Над дверью, позади лорда Барэма, помещался диск с большой стрелкой, указывающей направление ветра над Каналом. Сегодня ветер дул на северо-северо-восток и был благоприятен для Франции. Хотелось надеяться, что корабли британского флота бдительно следят за французскими гаванями. Лоуренс держался очень прямо, развернув плечи, и не отрывал глаз от круглой шкалы. Встречаться с холодным недружелюбным взглядом, устремленным прямо на него, он не имел никакого желания.
Барэм, закончив говорить, кашлянул в кулак.

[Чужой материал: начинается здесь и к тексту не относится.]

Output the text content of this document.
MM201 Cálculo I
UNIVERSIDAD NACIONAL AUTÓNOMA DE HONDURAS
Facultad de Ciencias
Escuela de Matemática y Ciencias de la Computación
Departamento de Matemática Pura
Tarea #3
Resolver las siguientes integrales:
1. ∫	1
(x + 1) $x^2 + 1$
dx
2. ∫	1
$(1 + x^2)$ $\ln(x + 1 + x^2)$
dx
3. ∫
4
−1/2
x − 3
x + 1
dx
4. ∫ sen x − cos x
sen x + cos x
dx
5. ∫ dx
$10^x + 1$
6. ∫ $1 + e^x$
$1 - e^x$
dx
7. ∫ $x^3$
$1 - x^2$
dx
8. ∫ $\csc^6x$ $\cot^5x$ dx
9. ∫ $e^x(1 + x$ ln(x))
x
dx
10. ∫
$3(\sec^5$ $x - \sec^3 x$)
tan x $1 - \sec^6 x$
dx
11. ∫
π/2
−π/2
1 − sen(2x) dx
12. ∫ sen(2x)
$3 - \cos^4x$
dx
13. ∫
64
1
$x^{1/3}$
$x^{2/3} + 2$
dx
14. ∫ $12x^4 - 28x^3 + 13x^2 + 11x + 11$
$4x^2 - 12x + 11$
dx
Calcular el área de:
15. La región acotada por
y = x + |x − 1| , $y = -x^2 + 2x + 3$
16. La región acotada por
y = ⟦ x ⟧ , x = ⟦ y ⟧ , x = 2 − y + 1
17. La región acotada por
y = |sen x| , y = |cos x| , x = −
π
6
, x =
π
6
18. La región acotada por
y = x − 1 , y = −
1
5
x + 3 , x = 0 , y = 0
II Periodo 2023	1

Истинный морской волк плохо справлялся с заготовленной речью; в конце каждой вымученнно-изысканной фразы он останавливался и с нервозной угодливостью поглядывал на китайцев. При других обстоятельствах Лоуренс посочувствовал бы ему. Официальная нота и даже посольство ожидались давно, но никто не предполагал, что китайский император пошлет в Британию своего брата.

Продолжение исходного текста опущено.